The tragedy of what was done to the Native Americans isn't that Europeans came in and conquered them. It's the way they were treated afterwards. I don't think anyone can read about the Trail of Tears and not feel something. You can't confuse war with murder. There is a difference.
That being said. What's done is done. It should be remembered so we learn from those horrible mistakes. It shouldn't be a constant source of guilt to be used against people that had no part in it. The same goes for slavery, genocide and all the other ignorant suffering we've inflicted on each other.
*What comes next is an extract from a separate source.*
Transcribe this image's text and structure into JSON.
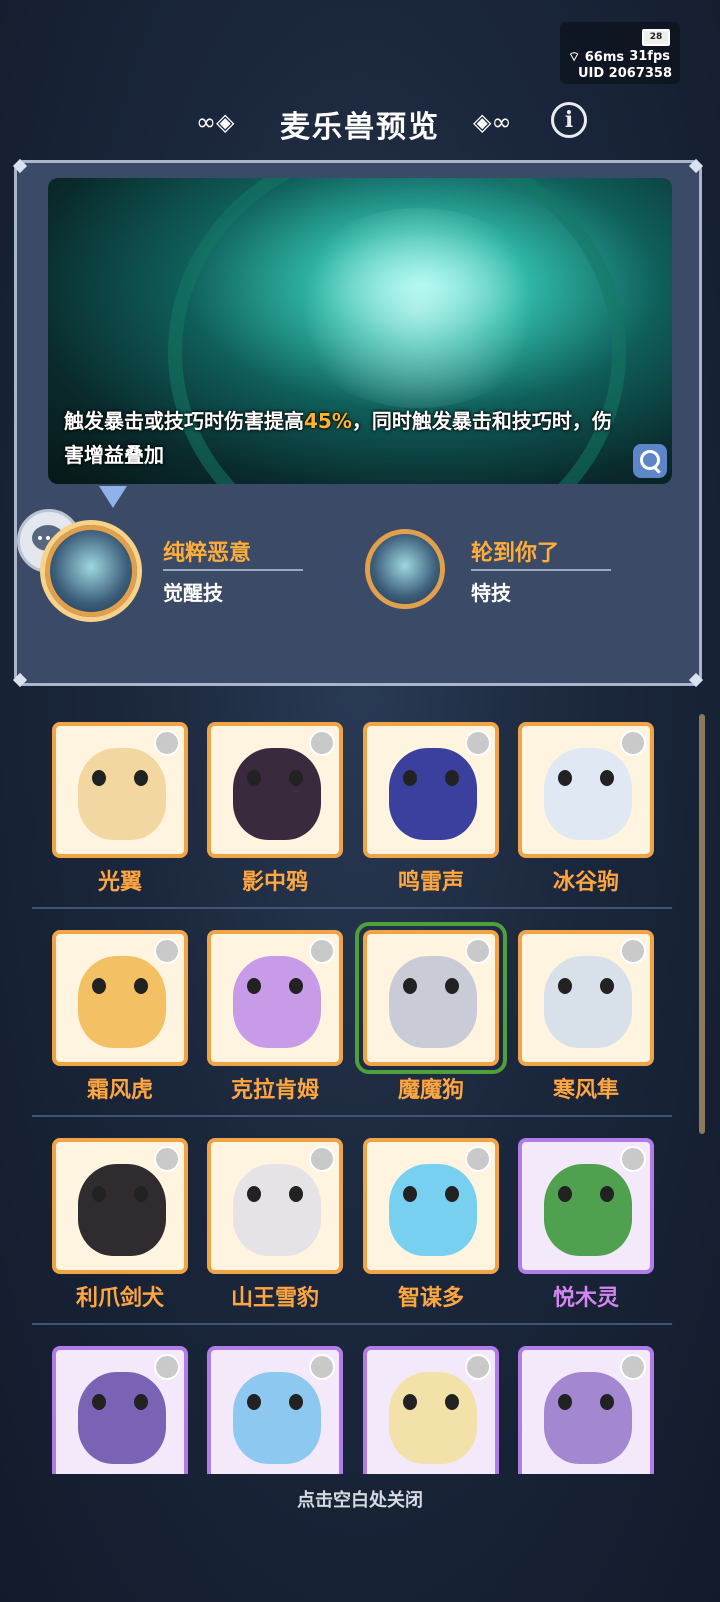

About 6 years ago our home burned down. It was a complete loss. Once we were able to pick through what remained I came across some jewel cases containing some backup data. These cases were next to some cassette tapes. The jewel cases had warped considerably but many of the CDs inside were still flat and usable. The cassette tapes were warped as well but the tape inside looked like it had shriveled from the heat. What ever the type of plastic the CDs were made from withstood heat the cassettes could not.
:)
Just tossing this out there. The topic made me remember the pleasure of finding some stuff in tact.
The European invasion of North America hardly constitutes a genocide. The sole purpose was not to eradicate a race, but to destroy the fabric of the culture and remove them from the land. I do believe I have friends that have some native american ancestry... The only difference is that it happened in a modern era, and the conquered people were allowed to retain some continuity. People act as if the inhuman treatment that befell the natives was in some way out of the ordinary for human nature. You can not compare the destruction of the Native Americans to Rome conquering Greece. Greece was a well developed empire that fell to another and was absorbed. There was technology and racial similarities that promoted integration. By comparison, the native people of North America had no such technology, literature, and had no relationship with the Europeans. In the beginning people negotiated, but the problem is that negotiations are a farce, and they only matter if neither side has an advantage. In the case of the Native Americans, they never really had a choice, and the some of them knew it. They had absolutely no chance against European powers simply because of the lacking of technology and cultural cohesion. One thing that people forget is that the idea of a superior people has been around forever and still continues. It is part of the human psyche and almost every major religion in the world. Don't think of it so much as a racial superiority, but rather religious. This is very much what is going on in the middle east and why they can't have peace. The religions of the region believe they are chosen to possess the holy land, and they can't let the sub humans have it. This has happened throughout all of history to ever race in the world (even among the same peoples)... just this one was more well documented.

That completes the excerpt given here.